Galileo’s trial and the anthropocentrism of scientific discovery
The BBC reports that the pope’s butler has been sentenced to 18 months house arrest for stealing confidential document. To which the obvious rejoinder,
Fortunately for him, the Vatican is softer on theft than it is on heliocentrism.
(My Facebook status. Facebook is great for one-liners.)
This was the joke that had to be made, but in fact the controversy between the Roman Catholic Church and Galileo is something of a soapbox of mine, so I feel obligated here to set the facts straight.
The fact is that the geocentric model of the universe fit the empirical data better than the heliocentric model, until Kepler discovered his laws of planetary motion. There was a gap of sixty to eighty years between the death of Copernicus and Kepler’s discoveries. The heliocentrists were taking it more or less on faith. Or, as Michael Polanyi writes in Personal Knowledge,
What is the true lesson of the Copernican revolution? Why did Copernicus exchange his actual terrestrial station for an imaginary solar standpoint?
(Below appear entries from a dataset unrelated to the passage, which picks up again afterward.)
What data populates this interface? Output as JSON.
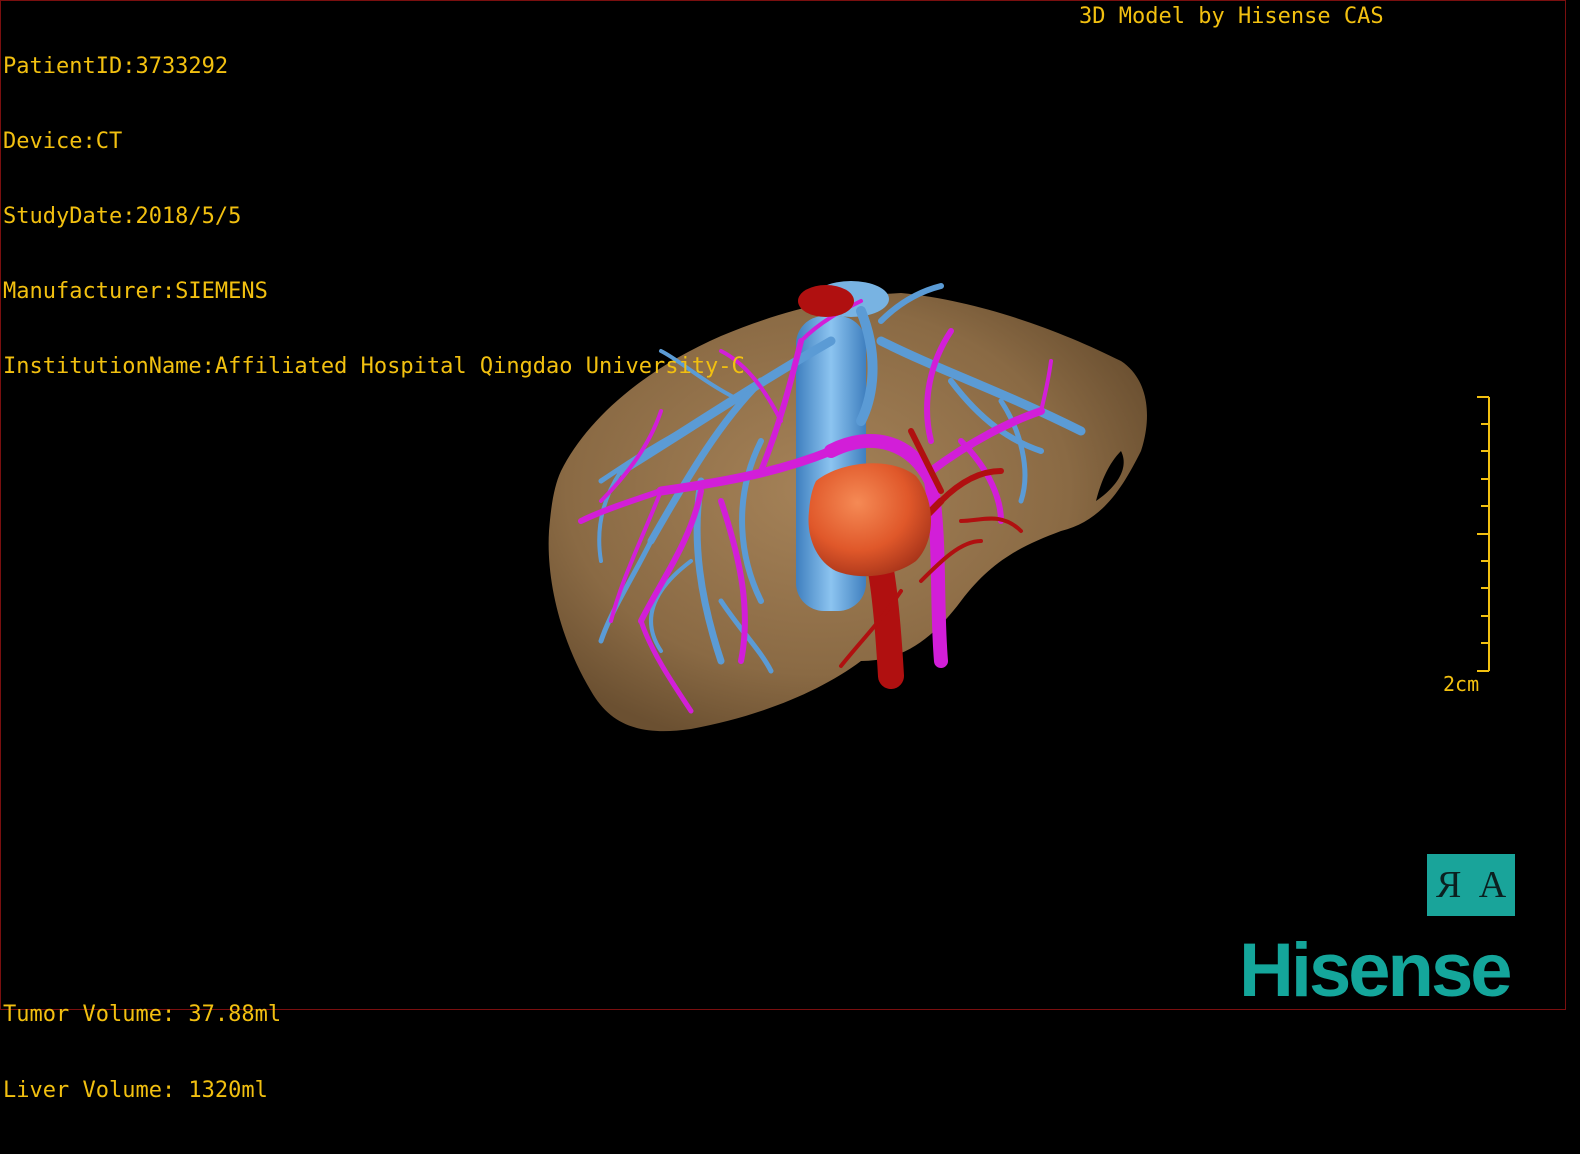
{
  "header": {
    "patient_id": "PatientID:3733292",
    "device": "Device:CT",
    "study_date": "StudyDate:2018/5/5",
    "manufacturer": "Manufacturer:SIEMENS",
    "institution": "InstitutionName:Affiliated Hospital Qingdao University-C",
    "model_credit": "3D Model by Hisense CAS"
  },
  "volumes": {
    "tumor": "Tumor Volume: 37.88ml",
    "liver": "Liver Volume: 1320ml"
  },
  "scale": {
    "label": "2cm"
  },
  "orientation": {
    "left_glyph": "R",
    "right_glyph": "A"
  },
  "brand": {
    "logo_text": "Hisense"
  },
  "colors": {
    "overlay_text": "#f2c010",
    "liver": "#8a6a44",
    "hepatic_vein": "#5b9bd5",
    "portal_vein": "#d21ed8",
    "artery": "#b01010",
    "tumor": "#e0582a",
    "brand": "#14a69b"
  },
  "icons": [
    "orientation-cube-icon",
    "hisense-logo-icon"
  ]
}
The only justification for this lay in the greater intellectual satisfaction he derived from the celestial panorama as seen from the sun instead of the earth. Copernicus gave preference to man’s delight in abstract theory, at the price of rejecting the evidence of our senses, which present us with the irresistible fact of the sun, the moon, and the stars rising daily in the east to travel across the sky towards their setting in the west. In a literal sense, therefore, the new Copernican system was as anthropocentric as the Ptolemaic view, the difference being merely that it preferred to satisfy a different human affection. (pg. 3)
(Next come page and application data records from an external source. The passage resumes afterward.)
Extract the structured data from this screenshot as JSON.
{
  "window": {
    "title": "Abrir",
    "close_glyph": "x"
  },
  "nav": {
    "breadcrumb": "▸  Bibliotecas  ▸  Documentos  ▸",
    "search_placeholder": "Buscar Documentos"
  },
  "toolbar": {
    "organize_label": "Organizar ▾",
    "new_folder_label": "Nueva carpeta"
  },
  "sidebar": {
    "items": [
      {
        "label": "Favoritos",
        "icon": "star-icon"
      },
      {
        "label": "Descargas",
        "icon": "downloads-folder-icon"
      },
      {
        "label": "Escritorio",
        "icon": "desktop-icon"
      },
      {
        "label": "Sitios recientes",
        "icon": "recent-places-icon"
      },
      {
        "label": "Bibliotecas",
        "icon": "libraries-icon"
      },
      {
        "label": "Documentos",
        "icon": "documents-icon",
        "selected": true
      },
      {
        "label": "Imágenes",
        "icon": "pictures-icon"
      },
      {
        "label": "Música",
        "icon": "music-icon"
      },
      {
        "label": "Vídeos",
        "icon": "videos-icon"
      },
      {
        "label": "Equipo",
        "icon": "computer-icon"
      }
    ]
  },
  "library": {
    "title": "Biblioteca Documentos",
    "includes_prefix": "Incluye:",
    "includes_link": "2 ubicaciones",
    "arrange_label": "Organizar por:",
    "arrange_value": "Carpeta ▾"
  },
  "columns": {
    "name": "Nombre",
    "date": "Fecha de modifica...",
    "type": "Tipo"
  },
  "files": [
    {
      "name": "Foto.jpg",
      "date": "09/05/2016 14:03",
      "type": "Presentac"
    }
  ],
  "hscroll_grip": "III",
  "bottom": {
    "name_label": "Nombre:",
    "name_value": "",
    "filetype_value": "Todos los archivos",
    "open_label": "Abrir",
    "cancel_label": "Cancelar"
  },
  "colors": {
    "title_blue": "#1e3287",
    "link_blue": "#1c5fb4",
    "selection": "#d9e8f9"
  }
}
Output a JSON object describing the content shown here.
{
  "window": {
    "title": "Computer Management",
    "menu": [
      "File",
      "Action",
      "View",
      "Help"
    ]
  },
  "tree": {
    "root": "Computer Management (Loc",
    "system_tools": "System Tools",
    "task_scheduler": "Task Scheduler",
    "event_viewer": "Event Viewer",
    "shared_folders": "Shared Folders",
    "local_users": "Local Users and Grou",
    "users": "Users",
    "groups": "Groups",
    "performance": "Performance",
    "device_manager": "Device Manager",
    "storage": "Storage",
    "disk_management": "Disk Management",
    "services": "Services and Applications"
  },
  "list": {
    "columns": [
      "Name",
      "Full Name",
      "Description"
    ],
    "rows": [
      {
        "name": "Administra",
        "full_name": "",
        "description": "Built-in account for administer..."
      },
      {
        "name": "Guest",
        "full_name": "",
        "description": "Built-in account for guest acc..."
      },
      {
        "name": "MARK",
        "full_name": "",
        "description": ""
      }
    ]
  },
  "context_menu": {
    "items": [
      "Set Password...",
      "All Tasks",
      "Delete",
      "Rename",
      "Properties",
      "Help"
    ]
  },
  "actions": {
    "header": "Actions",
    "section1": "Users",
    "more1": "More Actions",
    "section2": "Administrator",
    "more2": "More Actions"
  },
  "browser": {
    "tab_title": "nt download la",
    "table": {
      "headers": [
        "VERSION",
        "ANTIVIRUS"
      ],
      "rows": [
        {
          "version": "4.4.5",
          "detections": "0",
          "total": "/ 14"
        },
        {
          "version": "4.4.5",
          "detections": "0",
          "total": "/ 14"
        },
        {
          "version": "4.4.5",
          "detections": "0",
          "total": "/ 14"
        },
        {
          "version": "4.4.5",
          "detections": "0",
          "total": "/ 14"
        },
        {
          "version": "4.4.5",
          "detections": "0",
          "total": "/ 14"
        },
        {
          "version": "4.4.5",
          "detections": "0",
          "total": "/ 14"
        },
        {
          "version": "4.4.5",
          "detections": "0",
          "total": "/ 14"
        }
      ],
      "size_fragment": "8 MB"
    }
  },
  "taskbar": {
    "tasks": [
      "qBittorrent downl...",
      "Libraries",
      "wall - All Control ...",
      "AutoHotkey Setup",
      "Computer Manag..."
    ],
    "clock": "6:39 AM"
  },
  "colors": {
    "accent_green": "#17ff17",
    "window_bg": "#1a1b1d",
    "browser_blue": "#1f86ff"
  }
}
Polanyi observes accurately that scientists routinely subordinate the “facts” to their intellectual passions. Copernicus and Galileo both did this; Kepler validated that subordination. This raises the question, of course, of how we should ever expect the product of scientific reasoning to correspond to reality, and of how and in what sense scientists act responsibly. That is the subject of the rest of Personal Knowledge.
So I certainly don’t advocate thumb-screws and house arrest as a way to resolve scientific disputes, but I am overly weary of the popular usage of Galileo of a hero of fact over traditionalism.